On Saturday, we drove 35 miles east to Aransas National Wildlife Refuge to stretch our legs and see if there were birds and other critters out and about.  The spring migration hasn't started yet, so we only saw a few resident birds.  The Whooping Cranes were hiding, but we did see several flocks of Long-billed Curlew alongside the road on our way in.  There were also graceful White Ibis feeding in marshlands along one of the trails we walked.  The White Ibis is a medium-sized wading bird with red face, red legs, and a long decurved bill.  In flight the adults like this one are especially striking, with black wing-tips offsetting their snowy feathers.  Maybe I'll get a shot of one in flight before we leave.

The splotchy brown Ibis are juveniles.  We almost missed the one on the bank because it so perfectly camouflaged.  

We also saw a number of these small, sparrow-like birds.  They should be called a Yellow-rumped Something or Other.  However, so far I haven't been able to find them in my Peterson Field Guide.  I'll let you know when I identify them.  

A raccoon skittered along the edge of the pond but didn't come out for photographs and we also spied an armadillo.  When we rounded a turn in the path and surprised one of these iconic Texas critters, the dogs almost pulled me off my feet.  Fortunately I was able to stop them before we all disappeared into the bushes after the 'dillo. 

Aransas also has a healthy population of American Alligators.  We were advised to keep all pets on leash, and I understand why.  As we walked the trails we saw these two 'gators, which we estimated to be about 10 feet long. 

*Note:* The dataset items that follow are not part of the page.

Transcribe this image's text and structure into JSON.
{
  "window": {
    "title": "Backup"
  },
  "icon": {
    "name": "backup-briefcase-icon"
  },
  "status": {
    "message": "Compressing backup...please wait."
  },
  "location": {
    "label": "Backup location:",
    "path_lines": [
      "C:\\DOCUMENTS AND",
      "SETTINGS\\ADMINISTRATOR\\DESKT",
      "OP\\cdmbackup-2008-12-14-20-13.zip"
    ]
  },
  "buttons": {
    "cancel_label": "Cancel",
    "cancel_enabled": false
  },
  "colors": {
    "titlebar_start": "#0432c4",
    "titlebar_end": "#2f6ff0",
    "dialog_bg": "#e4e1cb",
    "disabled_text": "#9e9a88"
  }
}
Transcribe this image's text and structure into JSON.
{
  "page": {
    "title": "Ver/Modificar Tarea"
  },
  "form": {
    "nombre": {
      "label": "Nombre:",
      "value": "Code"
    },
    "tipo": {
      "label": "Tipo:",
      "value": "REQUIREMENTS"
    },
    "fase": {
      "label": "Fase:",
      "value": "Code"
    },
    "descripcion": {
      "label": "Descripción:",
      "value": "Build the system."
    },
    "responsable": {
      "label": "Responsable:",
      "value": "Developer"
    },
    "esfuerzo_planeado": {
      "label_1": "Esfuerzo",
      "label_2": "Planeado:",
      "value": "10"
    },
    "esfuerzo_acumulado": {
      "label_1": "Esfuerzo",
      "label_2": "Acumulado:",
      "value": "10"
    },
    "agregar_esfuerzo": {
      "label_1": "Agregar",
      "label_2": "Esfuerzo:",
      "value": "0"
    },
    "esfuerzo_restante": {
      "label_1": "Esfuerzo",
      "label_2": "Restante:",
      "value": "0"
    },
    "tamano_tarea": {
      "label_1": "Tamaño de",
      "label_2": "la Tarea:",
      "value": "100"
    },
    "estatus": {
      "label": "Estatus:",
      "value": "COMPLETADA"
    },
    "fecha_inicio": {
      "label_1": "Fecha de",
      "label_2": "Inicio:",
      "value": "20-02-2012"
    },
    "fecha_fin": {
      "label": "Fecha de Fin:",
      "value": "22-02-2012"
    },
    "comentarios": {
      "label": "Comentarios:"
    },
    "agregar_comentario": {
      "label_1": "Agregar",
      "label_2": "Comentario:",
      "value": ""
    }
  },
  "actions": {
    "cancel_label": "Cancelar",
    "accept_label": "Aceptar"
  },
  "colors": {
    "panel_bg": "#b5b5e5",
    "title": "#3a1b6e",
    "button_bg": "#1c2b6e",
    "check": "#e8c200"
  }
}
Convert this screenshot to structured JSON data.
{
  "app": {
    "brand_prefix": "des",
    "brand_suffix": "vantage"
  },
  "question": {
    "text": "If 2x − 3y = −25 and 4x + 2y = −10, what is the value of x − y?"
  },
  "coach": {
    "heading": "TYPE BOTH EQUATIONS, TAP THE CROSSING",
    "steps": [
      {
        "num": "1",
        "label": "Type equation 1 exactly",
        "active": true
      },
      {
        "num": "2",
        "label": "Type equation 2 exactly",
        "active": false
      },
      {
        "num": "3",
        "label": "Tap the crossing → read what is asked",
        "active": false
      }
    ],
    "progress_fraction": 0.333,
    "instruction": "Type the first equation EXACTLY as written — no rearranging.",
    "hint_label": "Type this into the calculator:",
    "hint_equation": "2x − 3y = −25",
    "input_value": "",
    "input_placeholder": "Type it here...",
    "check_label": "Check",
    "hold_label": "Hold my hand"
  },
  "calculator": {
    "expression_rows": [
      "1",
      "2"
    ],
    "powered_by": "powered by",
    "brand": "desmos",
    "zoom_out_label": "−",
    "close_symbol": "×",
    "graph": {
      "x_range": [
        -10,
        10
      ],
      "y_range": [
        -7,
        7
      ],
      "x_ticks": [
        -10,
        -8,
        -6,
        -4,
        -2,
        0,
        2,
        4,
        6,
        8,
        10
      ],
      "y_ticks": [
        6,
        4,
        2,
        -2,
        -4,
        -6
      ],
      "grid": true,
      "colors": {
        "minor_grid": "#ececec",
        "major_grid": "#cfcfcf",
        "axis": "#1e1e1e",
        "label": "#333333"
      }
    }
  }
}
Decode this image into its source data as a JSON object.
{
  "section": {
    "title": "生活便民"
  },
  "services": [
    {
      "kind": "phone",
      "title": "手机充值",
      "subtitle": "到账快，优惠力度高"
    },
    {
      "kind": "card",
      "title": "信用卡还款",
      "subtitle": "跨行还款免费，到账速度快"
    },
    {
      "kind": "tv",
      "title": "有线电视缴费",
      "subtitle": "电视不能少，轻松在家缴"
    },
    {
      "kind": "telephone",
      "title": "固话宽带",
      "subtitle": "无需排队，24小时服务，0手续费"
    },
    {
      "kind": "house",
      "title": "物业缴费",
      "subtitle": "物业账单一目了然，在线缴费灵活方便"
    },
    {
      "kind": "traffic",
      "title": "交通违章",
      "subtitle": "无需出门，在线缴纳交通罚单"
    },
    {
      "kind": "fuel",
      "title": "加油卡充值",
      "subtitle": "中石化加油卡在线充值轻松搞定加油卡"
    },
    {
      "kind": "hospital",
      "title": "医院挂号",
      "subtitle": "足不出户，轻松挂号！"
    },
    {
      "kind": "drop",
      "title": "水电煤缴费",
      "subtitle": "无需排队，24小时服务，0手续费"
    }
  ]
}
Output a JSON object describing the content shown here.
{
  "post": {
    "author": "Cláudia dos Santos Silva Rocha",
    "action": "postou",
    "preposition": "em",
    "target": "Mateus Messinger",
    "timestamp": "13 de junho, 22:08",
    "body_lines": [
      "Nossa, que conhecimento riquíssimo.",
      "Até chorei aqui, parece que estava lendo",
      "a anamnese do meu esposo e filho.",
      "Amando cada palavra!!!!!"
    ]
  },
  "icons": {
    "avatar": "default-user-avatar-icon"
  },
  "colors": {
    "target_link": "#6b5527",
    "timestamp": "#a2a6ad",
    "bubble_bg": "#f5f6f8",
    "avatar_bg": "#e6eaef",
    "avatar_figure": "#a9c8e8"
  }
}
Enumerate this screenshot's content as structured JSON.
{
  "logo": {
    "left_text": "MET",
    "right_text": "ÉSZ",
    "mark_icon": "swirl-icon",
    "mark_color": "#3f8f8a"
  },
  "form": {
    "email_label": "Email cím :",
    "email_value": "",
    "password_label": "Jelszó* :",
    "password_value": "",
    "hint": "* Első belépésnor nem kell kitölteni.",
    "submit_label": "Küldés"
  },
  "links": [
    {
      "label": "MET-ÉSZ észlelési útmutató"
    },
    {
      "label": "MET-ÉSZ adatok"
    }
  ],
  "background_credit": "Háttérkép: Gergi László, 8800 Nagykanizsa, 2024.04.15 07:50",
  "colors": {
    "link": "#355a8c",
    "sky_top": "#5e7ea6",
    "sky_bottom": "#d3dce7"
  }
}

We didn't have to drive all the way to the wildlife refuge to see birds, though.  Right in our RV park is a sizable flock of Black-bellied Tree Ducks, also known as Black-bellied Whistling Ducks.  We see them beside the ponds and on the water during the day.  Then, as the sun sets they take off and soar overhead in shrilly-whistling "V" formations.  As you can see in this photo, they have long pink legs and a coral-pink bill.
The ponds at Bay View have signs warning us to watch out for alligators.  We were told that at least 18 were removed from the park a couple of years ago after they threatened guests and their pets. So far as we can see, there are no more in residence, thank goodness!  However, we'll keep the dogs out of the water just the same.